Theoretically speaking, if, instead of putting your device in the bin or bashing a hard drive platter off with rocks, there are other ways.
Raj Samani, CTO for EMEA at McAfee, tells TechEye: “If you have super sensitive data there are other options to obliterate the hard drive in a furnace by melting it down and rebuilding it up again.”
However, there are less radical methods for wiping data.
“A recent survey showed that PCs on eBay and those sent away to foreign countries had in fact still contained banking information of celebrities as well as that of the public. These PCs had apparently been cleared by so called hard drive deletion companies,” he told us.
“In order to ensure your information is deleted or kept safe properly there are a few things to consider. Firstly just relying on the password and username isn’t enough. Also, hitting delete and emptying the recycling bin isn’t going to help.
“A lot of systems now have encryption, which goes someway to making a PC and data on a hard drive secure as you can set it to scrub data if passwords are entered wrong after a certain number of times.
“Companies out there also offer to securely scrub your PC’s hard drive through software.
“When I wiped my data I used software and then did it again with another piece just to be sure. It comes down to how much of a risk you’re willing to take.
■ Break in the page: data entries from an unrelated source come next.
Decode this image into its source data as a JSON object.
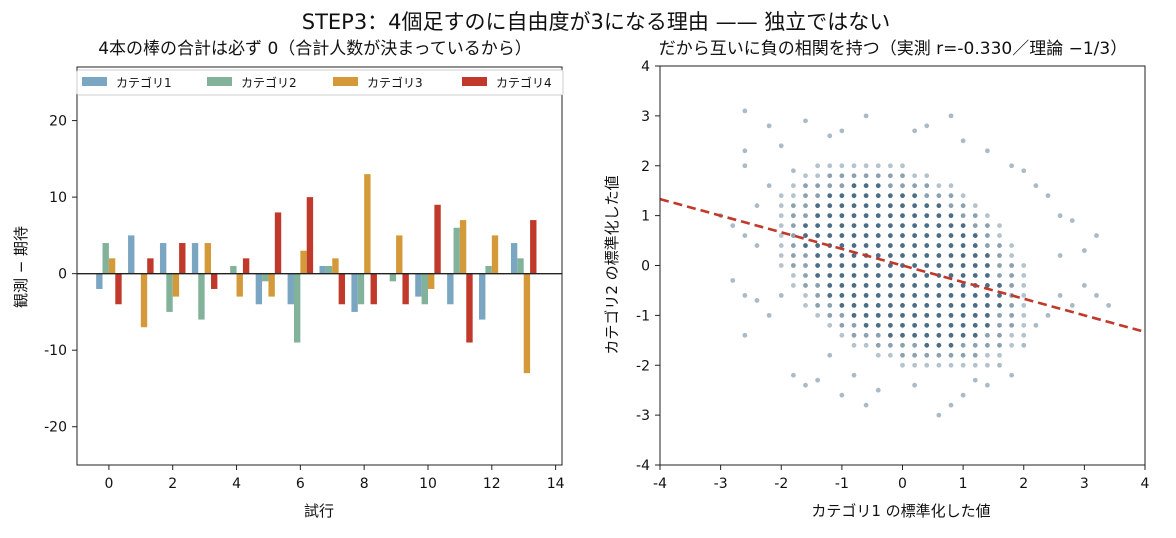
{
  "suptitle": "STEP3：4個足すのに自由度が3になる理由 —— 独立ではない",
  "chart_data": [
    {
      "type": "bar",
      "title": "4本の棒の合計は必ず 0（合計人数が決まっているから）",
      "xlabel": "試行",
      "ylabel": "観測 − 期待",
      "xlim": [
        -1,
        14.2
      ],
      "ylim": [
        -25,
        27
      ],
      "xticks": [
        "0",
        "2",
        "4",
        "6",
        "8",
        "10",
        "12",
        "14"
      ],
      "yticks": [
        "20",
        "10",
        "0",
        "-10",
        "-20"
      ],
      "legend_position": "top",
      "categories": [
        "0",
        "1",
        "2",
        "3",
        "4",
        "5",
        "6",
        "7",
        "8",
        "9",
        "10",
        "11",
        "12",
        "13"
      ],
      "series": [
        {
          "name": "カテゴリ1",
          "color": "#7aa6c2",
          "values": [
            -2,
            5,
            4,
            4,
            0,
            -4,
            -4,
            1,
            -5,
            0,
            -3,
            -4,
            -6,
            4
          ]
        },
        {
          "name": "カテゴリ2",
          "color": "#82b29a",
          "values": [
            4,
            0,
            -5,
            -6,
            1,
            -1,
            -9,
            1,
            -4,
            -1,
            -4,
            6,
            1,
            2
          ]
        },
        {
          "name": "カテゴリ3",
          "color": "#d49a3a",
          "values": [
            2,
            -7,
            -3,
            4,
            -3,
            -3,
            3,
            2,
            13,
            5,
            -2,
            7,
            5,
            -13
          ]
        },
        {
          "name": "カテゴリ4",
          "color": "#c0392b",
          "values": [
            -4,
            2,
            4,
            -2,
            2,
            8,
            10,
            -4,
            -4,
            -4,
            9,
            -9,
            0,
            7
          ]
        }
      ]
    },
    {
      "type": "scatter",
      "title": "だから互いに負の相関を持つ（実測 r=-0.330／理論 −1/3）",
      "xlabel": "カテゴリ1 の標準化した値",
      "ylabel": "カテゴリ2 の標準化した値",
      "xlim": [
        -4,
        4
      ],
      "ylim": [
        -4,
        4
      ],
      "xticks": [
        "-4",
        "-3",
        "-2",
        "-1",
        "0",
        "1",
        "2",
        "3",
        "4"
      ],
      "yticks": [
        "4",
        "3",
        "2",
        "1",
        "0",
        "-1",
        "-2",
        "-3",
        "-4"
      ],
      "point_color": "#2c5470",
      "grid_step": [
        0.2,
        0.2
      ],
      "r_observed": -0.33,
      "r_theory": "−1/3",
      "trend_line": {
        "slope": -0.333,
        "intercept": 0,
        "color": "#c0392b",
        "style": "dashed"
      },
      "sparse_points": [
        [
          -2.6,
          3.1
        ],
        [
          -2.2,
          2.8
        ],
        [
          -2.0,
          2.4
        ],
        [
          -1.6,
          2.9
        ],
        [
          -1.0,
          2.7
        ],
        [
          -0.6,
          3.0
        ],
        [
          0.2,
          2.7
        ],
        [
          0.4,
          2.8
        ],
        [
          1.0,
          2.5
        ],
        [
          1.4,
          2.3
        ],
        [
          -2.6,
          2.3
        ],
        [
          -2.6,
          2.0
        ],
        [
          -1.8,
          1.9
        ],
        [
          2.0,
          1.9
        ],
        [
          2.4,
          1.4
        ],
        [
          2.6,
          1.0
        ],
        [
          2.8,
          0.9
        ],
        [
          3.2,
          0.6
        ],
        [
          3.0,
          0.3
        ],
        [
          2.6,
          0.2
        ],
        [
          -3.0,
          1.0
        ],
        [
          -2.8,
          0.8
        ],
        [
          -2.6,
          0.6
        ],
        [
          -2.4,
          0.4
        ],
        [
          -2.8,
          -0.3
        ],
        [
          -2.6,
          -0.6
        ],
        [
          -2.4,
          -0.7
        ],
        [
          -2.6,
          -1.4
        ],
        [
          -2.2,
          -1.0
        ],
        [
          -2.0,
          -0.6
        ],
        [
          -1.8,
          -2.2
        ],
        [
          -1.4,
          -2.3
        ],
        [
          -1.2,
          -1.8
        ],
        [
          -1.0,
          -2.6
        ],
        [
          -0.8,
          -2.2
        ],
        [
          -0.4,
          -2.5
        ],
        [
          0.2,
          -2.4
        ],
        [
          0.6,
          -3.0
        ],
        [
          1.0,
          -2.6
        ],
        [
          1.2,
          -2.3
        ],
        [
          1.4,
          -2.4
        ],
        [
          1.8,
          -2.2
        ],
        [
          2.0,
          -1.6
        ],
        [
          2.2,
          -1.2
        ],
        [
          2.4,
          -1.0
        ],
        [
          2.6,
          -0.6
        ],
        [
          2.8,
          -0.8
        ],
        [
          3.0,
          -0.4
        ],
        [
          3.2,
          -0.6
        ],
        [
          3.4,
          -0.8
        ],
        [
          -1.6,
          -2.4
        ],
        [
          0.8,
          -2.8
        ],
        [
          -0.6,
          -2.8
        ],
        [
          -2.2,
          1.6
        ],
        [
          -2.4,
          1.2
        ],
        [
          1.8,
          2.0
        ],
        [
          2.2,
          1.6
        ],
        [
          -1.2,
          2.6
        ],
        [
          0.8,
          3.0
        ],
        [
          1.6,
          -2.0
        ]
      ]
    }
  ]
}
“Another thing to consider is what the device is.
“10,000 mobile phones are stolen in London each month according to the Met Police and there could be data on that, similarly with paper files as well as USB sticks.
“It’s important to secure any device you have. Not just to delete your hard drive.”
* Meanwhile, Sabu, of LulzSec, claims the password to Rebakah Brooks’ News International email account was the same as The Sun’s tip-off line, according to JGC.org, highlighting the importance of a secure password.